Раб коротко поклонился, тоскливо глядя на кроваво-красное закатное солнце за окном, и наполнил бокал до краев. Самоуправство учеников столичной академии Ордена его волновало мало, если ни сказать не волновало совсем. Разве что за того найденыша он искренне радовался. Мальчику повезло. Родился, не иначе, под счастливой звездой, что и помогла ему ускользнуть от участи, коей, в свое время не избежал сам Дайн.

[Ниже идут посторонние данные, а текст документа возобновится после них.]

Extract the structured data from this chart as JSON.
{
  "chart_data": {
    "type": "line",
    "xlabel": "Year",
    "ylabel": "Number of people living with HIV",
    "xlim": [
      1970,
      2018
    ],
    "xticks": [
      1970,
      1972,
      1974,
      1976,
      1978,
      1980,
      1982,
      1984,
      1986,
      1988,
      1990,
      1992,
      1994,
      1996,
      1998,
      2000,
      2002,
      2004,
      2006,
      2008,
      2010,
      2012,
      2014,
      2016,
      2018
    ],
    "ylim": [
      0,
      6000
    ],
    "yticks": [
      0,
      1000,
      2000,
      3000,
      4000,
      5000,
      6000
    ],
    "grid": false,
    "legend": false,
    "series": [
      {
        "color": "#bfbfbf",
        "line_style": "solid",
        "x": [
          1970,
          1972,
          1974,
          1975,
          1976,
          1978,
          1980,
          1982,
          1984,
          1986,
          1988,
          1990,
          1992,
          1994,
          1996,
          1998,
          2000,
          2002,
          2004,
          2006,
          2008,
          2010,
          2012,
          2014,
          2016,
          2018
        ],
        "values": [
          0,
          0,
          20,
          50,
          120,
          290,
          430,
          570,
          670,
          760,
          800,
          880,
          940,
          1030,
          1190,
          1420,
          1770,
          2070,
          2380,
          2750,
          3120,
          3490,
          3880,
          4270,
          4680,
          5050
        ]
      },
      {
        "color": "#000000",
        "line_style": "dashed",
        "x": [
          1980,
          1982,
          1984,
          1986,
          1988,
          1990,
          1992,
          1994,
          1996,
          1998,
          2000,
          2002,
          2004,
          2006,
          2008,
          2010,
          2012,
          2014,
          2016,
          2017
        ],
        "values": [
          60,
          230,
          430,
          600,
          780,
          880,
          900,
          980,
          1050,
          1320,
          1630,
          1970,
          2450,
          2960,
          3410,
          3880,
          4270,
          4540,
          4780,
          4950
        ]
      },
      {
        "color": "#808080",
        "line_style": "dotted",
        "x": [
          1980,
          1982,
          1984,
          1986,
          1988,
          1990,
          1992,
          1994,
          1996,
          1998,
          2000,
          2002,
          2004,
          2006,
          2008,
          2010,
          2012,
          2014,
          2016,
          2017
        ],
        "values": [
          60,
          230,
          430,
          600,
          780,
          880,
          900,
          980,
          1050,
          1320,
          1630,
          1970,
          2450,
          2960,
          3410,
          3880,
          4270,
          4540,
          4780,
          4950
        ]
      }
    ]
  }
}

А орденцы… хозяин и не злится всерьез, это же видно по полуулыбке, то и дело кривящей тонкие губы. Пошумит для приличия, повздыхает о потерянной прибыли (хотя какая прибыль-то с полумертвого ребенка?), да и успокоится. Знает же, что это просто мальчишки-ученики, что отцы Ордена никогда не выступят всерьез против работорговцев. И сами грешны.
Добрые. Светлые.
Дайн чуть заметно улыбнулся, переливая рубиновую жидкость из бутылки в кувшин, и тут же, утвердив последний на низеньком и шатком треногом столике, бросился открывать дверь. Спина отозвалась на резкое движение болью, но лучше, право, было потерпеть, чем заслужить очередную трепку.
— Кто там, несносный мальчишка? — благодушно крикнул из комнаты хозяин, а Дайн стоял перед открытой дверью и беспомощно смотрел в темно-синие глаза мужчины из ордена, который снился ему вот уже который день.
С тем полумертвым мальчишкой на руках снился. И без него.
Раб густо покраснел и спешно отступил, пропуская незваного гостя в дом.
Наверное, если бы Дайн был чуть смелее — или чуть наглее — он бы рискнул подслушать, о чем несколько часов подряд говорили его хозяин и герой его ночных грез. Но он был собой, так что тайной для него остался предмет разговора, после которого раб-Дайн перестал быть рабом.
Впрочем, переступая в последний раз порог дома Арка, того самого, которого он даже в мыслях не смел назвать иначе, нежели «хозяин», в свою свободу Дайн еще не верил.
Да и что есть свобода?
Нет, все-таки надзиратель был прав. Не должно вещи полагать себя разумной. Не должно игрушке полагать себя человеком.
А ведь все мы игрушки в руках судьбы.
Засыпая, бывший раб представлял себе гротескные шахматы улыбающейся Мирэ и пешку-себя, передвинутую по доске на пару клеток вперед. И, хотя впервые за много-много лет он не чувствовал своей родной и привычной боли, ему было очень и очень страшно.